Jak palę na drewnie to ją wyciągam i palę bez. Jak zasypuję węgiel to najpierw sobie ją wkładam. I w zależności od tego jak jest ustawiona można ograniczać wielkość porcji węgla które się pali..

Przegroda betonowa to wlot do palnika.

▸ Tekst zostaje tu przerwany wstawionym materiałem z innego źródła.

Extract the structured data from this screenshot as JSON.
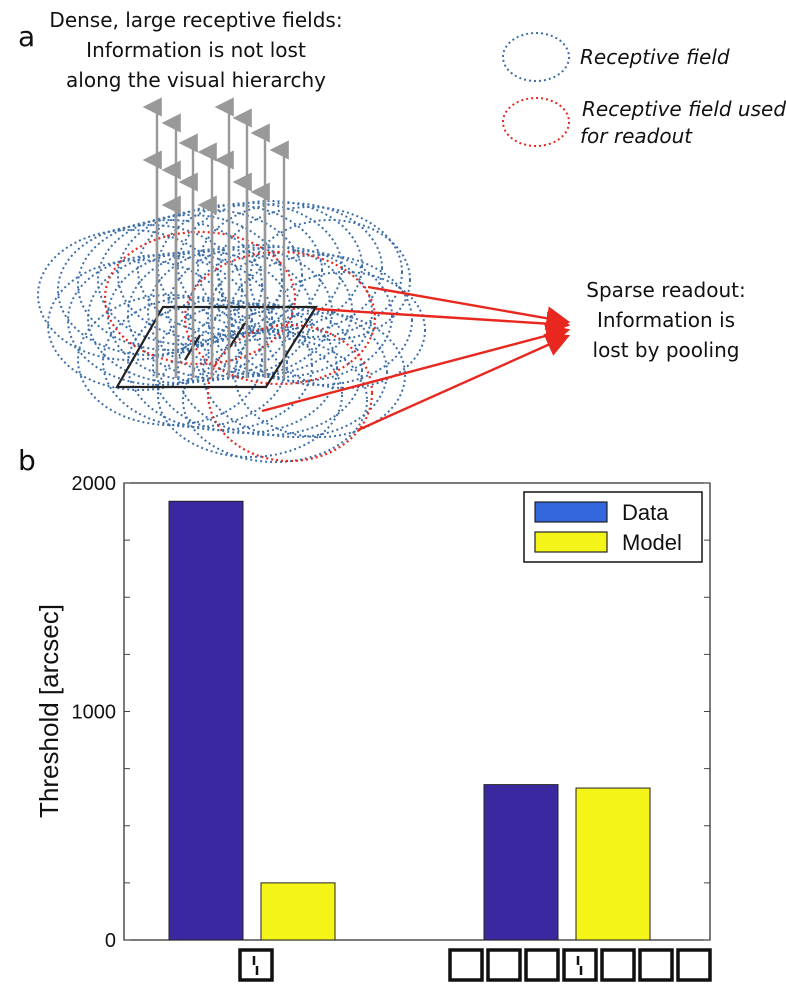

Ty masz przegrodę zmniejszającą komorę zasypową. Szacun dla Ciebie.
Opublikowano

oni nie mówią że nie można tylko że nie trzeba bo ma działać na węglu i na drzewie a jak ją wyciągniesz to albo opał zniknie w trymiga albo będziesz kisił po zamknięciu miarkownika a i też kominem trochę ucieknie tak mniemam i pewnie moc wzrośnie

Zasadniczo można wyjąć tą przegrodę przy paleniu węglem chodzi o to czy ktoś to zaobił i jakie są efekty takiego palenia. Zamierzam kupić taki piec więc mnie interesuje każdy detal i opcja palenia.
Opublikowano

@yachtline

Ta smoła naprawdę wygląda fatalnie.. tam powinien być tylko jasny nalot..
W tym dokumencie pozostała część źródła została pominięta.